222. Qu. Whether by a national bank, be not properly understood a bank, not only established by public authority as the Bank of England, but a bank in the hands of the public, wherein there are no shares: whereof the public alone is proprietor, and reaps all the benefit?

223. Qu. Whether, having considered the conveniencies of banking and paper-credit in some countries, and the inconveniencies thereof in others, we may not contrive to adopt the former, and avoid the latter?

224. Qu. Whether great evils, to which other schemes are liable, may not be prevented, by excluding the managers of the bank from a share in the legislature?

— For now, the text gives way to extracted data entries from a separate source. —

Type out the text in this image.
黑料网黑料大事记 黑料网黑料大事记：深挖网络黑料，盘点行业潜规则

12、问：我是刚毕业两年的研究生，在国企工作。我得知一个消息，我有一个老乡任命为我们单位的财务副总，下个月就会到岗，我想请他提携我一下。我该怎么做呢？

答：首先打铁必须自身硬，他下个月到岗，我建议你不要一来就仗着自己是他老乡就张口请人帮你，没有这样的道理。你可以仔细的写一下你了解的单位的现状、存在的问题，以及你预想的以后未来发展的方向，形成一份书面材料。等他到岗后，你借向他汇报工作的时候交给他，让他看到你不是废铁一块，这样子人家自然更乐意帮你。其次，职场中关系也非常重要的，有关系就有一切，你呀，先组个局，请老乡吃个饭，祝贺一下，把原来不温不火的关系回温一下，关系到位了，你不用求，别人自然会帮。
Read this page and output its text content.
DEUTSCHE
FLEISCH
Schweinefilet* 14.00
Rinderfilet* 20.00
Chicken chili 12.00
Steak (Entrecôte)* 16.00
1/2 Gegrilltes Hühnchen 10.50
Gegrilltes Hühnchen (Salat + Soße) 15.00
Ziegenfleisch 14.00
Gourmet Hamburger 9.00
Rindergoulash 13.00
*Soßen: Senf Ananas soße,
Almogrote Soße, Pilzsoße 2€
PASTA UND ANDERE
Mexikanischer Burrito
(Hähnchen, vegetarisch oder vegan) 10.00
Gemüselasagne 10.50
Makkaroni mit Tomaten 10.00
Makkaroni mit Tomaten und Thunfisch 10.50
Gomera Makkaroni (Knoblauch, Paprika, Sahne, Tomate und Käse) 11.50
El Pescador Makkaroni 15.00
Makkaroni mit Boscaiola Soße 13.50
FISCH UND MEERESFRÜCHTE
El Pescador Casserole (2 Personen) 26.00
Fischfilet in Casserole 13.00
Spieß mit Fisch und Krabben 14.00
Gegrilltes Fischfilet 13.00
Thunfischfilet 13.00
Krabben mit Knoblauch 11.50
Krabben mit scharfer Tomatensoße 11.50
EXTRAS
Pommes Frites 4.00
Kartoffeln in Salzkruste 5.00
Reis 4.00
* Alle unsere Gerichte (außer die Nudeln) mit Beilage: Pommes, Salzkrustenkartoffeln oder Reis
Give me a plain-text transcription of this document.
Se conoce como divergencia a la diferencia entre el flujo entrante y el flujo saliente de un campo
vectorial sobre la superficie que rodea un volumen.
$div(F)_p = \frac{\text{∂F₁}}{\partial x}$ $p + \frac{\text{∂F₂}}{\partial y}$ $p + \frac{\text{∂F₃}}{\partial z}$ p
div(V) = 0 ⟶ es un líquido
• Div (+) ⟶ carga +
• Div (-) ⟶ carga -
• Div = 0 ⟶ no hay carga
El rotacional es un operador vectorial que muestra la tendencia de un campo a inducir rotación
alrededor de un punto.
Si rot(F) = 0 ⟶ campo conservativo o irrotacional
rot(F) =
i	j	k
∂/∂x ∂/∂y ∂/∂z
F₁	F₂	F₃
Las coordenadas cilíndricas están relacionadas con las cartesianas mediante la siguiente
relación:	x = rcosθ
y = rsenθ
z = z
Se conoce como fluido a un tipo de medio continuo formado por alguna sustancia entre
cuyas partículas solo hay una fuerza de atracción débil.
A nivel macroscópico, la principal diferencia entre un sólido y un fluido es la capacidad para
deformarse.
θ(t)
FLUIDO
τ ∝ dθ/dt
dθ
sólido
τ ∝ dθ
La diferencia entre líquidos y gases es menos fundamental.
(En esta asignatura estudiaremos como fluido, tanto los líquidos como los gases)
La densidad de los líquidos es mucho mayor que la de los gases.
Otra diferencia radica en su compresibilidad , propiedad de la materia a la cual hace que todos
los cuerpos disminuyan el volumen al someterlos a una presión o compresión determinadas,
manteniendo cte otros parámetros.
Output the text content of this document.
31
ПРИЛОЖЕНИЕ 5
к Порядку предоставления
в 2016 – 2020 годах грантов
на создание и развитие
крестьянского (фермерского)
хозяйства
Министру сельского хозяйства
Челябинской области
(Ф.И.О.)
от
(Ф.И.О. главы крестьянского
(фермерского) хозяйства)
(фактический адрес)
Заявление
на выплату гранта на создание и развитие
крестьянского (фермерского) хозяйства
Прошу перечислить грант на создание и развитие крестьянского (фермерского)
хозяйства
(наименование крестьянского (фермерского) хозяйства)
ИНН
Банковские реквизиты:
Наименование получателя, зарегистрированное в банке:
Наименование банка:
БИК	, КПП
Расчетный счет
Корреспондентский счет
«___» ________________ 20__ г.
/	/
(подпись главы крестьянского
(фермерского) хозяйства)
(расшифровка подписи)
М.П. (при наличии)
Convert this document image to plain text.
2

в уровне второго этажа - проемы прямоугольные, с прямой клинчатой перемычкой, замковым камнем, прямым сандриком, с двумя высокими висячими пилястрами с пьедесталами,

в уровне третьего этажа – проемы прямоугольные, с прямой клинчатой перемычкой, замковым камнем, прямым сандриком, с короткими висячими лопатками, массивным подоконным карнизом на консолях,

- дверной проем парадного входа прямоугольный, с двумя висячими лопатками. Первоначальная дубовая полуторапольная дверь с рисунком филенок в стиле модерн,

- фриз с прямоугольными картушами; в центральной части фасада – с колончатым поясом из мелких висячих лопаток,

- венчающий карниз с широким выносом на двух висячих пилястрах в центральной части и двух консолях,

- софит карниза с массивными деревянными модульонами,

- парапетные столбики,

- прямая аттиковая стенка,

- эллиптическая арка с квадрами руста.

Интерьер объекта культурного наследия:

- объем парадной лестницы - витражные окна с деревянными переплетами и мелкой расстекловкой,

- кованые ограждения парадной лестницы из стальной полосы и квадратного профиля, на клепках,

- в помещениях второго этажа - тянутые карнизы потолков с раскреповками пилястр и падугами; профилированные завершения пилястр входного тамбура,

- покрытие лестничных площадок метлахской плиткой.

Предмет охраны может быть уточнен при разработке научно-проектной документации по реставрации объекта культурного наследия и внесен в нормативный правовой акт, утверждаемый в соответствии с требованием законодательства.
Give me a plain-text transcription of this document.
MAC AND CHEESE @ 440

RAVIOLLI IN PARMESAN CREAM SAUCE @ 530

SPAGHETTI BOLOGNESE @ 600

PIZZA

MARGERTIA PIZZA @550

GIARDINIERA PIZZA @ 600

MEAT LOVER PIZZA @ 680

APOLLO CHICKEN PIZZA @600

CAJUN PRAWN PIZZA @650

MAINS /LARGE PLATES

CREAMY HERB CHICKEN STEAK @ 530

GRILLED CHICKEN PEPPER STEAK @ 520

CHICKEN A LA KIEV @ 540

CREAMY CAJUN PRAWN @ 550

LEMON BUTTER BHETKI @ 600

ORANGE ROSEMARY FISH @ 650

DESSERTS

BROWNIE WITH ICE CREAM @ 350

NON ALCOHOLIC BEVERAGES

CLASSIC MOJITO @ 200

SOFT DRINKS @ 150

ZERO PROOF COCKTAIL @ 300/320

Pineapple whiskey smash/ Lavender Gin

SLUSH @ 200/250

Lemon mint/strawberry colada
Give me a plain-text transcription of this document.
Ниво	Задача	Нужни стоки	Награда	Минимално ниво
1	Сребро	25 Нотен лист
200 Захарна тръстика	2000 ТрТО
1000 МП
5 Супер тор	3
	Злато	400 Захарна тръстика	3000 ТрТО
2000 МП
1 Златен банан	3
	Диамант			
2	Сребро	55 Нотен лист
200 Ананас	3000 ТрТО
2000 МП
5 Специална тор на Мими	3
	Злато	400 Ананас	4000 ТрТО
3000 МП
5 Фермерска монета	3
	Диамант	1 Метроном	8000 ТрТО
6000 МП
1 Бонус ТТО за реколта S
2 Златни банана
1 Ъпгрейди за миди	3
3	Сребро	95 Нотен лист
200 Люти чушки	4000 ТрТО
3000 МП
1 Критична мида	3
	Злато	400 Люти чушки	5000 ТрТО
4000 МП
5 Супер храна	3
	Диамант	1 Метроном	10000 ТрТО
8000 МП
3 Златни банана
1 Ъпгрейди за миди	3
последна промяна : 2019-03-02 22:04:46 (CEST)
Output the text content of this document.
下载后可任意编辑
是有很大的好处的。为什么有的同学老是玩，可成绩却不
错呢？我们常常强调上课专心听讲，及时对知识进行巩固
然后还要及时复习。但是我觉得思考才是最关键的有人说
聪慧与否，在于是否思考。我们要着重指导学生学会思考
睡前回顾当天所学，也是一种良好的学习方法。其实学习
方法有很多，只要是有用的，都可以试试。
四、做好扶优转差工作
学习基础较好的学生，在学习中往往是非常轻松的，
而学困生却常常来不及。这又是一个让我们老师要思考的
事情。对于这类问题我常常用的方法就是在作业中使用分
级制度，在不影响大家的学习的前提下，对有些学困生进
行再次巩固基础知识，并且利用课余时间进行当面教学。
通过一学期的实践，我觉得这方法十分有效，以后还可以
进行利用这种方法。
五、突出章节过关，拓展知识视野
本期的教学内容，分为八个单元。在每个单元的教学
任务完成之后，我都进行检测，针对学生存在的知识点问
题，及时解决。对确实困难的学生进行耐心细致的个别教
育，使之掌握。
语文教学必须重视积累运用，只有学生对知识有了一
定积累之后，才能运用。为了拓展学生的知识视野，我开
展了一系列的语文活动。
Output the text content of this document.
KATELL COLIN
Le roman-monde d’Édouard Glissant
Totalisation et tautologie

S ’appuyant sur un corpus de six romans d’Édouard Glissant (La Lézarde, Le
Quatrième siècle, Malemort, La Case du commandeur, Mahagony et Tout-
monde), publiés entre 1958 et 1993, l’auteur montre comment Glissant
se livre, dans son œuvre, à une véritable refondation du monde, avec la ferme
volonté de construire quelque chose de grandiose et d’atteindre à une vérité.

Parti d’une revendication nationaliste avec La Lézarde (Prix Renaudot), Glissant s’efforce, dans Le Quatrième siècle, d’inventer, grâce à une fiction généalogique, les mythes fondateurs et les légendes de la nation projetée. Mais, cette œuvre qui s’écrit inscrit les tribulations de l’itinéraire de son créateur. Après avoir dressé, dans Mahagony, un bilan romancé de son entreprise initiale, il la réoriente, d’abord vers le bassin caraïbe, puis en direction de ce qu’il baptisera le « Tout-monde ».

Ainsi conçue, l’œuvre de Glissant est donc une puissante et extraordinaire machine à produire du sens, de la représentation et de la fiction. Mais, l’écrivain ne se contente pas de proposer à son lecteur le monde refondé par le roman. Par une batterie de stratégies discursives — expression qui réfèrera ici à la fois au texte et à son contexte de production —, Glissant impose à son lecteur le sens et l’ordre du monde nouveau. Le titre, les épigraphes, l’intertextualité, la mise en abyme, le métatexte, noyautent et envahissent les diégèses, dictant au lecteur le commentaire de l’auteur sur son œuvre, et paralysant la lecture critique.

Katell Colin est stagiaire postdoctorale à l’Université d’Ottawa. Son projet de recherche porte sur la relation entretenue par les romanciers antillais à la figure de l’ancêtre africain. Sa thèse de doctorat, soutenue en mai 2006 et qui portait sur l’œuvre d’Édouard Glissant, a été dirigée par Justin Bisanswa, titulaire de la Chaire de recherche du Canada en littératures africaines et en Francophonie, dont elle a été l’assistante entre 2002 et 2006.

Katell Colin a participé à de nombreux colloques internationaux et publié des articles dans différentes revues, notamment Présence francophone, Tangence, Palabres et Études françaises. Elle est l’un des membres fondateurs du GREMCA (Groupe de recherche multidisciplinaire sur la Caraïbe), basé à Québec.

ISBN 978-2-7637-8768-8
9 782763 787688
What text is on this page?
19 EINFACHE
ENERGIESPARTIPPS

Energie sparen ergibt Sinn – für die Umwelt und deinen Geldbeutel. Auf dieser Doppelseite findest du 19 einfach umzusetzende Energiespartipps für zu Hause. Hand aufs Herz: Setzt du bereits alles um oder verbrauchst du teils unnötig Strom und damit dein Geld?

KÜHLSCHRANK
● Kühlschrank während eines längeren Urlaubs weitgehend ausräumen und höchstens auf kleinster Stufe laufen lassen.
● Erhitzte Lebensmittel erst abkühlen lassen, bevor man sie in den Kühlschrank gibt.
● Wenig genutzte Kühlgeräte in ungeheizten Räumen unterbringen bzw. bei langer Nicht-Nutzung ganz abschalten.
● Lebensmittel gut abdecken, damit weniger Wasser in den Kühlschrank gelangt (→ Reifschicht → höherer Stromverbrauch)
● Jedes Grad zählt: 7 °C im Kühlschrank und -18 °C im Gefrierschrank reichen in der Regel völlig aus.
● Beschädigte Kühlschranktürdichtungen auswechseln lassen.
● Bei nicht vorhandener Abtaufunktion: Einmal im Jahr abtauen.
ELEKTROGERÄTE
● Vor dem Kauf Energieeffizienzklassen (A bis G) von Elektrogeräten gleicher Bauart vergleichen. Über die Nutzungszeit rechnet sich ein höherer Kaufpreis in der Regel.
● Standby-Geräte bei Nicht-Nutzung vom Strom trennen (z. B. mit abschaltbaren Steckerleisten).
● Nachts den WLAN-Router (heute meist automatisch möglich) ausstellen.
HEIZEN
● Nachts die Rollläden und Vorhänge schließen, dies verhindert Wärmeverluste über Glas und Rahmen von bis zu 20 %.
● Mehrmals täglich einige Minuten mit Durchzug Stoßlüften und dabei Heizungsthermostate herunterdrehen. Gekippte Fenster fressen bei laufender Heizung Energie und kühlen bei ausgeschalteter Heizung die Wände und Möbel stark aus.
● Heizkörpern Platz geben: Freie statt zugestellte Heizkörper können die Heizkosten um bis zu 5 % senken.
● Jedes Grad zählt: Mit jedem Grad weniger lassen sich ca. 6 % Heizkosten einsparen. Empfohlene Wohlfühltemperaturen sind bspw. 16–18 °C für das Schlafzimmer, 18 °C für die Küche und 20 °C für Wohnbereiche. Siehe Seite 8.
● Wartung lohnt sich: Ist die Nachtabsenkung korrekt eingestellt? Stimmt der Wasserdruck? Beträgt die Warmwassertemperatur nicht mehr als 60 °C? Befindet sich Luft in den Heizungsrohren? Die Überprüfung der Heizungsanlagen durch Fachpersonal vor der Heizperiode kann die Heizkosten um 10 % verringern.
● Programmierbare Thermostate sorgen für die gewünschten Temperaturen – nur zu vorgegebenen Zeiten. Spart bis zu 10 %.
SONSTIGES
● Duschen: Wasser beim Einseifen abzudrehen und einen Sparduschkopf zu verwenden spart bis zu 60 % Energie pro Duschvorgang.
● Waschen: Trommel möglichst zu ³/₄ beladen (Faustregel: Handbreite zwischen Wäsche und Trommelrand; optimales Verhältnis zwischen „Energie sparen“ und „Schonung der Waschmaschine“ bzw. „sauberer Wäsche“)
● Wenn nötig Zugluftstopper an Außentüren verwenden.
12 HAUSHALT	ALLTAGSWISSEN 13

225. Qu. Whether the rise of the bank of Amsterdam was not purely casual, for the security and dispatch of payments? And whether the good effects thereof, in supplying the place of coin, and promoting a ready circulation of industry and commerce may not be a lesson to us, to do that by design which others fell upon by chance?

226. Qu. Whether the bank proposed to be established in Ireland, under the notion of a national bank, by the voluntary subscription of three hundred thousand pounds, to pay off the national debt, the interest of which sum to be paid the subscribers, subject to certain terms of redemption, be not in reality a private bank, as those of England and Scotland, which are national only in name, being in the hands of particular persons, and making dividends on the money paid in by subscribers? [Footnote: See a Proposal for the Relief of Ireland, &c. Printed in Dublin A. D. 1734]

227. Qu. Whether plenty of small cash be not absolutely necessary for keeping up a circulation among the people; that is, whether copper be not more necessary than gold?

228. Qu. Whether it is not worth while to reflect on the expedients made use of by other nations, paper-money, bank-notes, public funds, and credit in all its shapes, to examine what hath been done and devised to add to our own animadversions, and upon the whole offer such hints as seem not unworthy the attention of the public?

229. Qu. Whether that, which increaseth the stock of a nation be not a means of increasing its trade? And whether that which increaseth the current credit of a nation may not be said to increase its stock?

230. Qu. Whether it may not be expedient to appoint certain funds or stock for a national bank, under direction of certain persons, one-third whereof to be named by the Government, and one-third by each House of Parliament?

231. Qu. Whether the directors should not be excluded from sitting in either House, and whether they should not be subject to the audit and visitation of a standing committee of both Houses?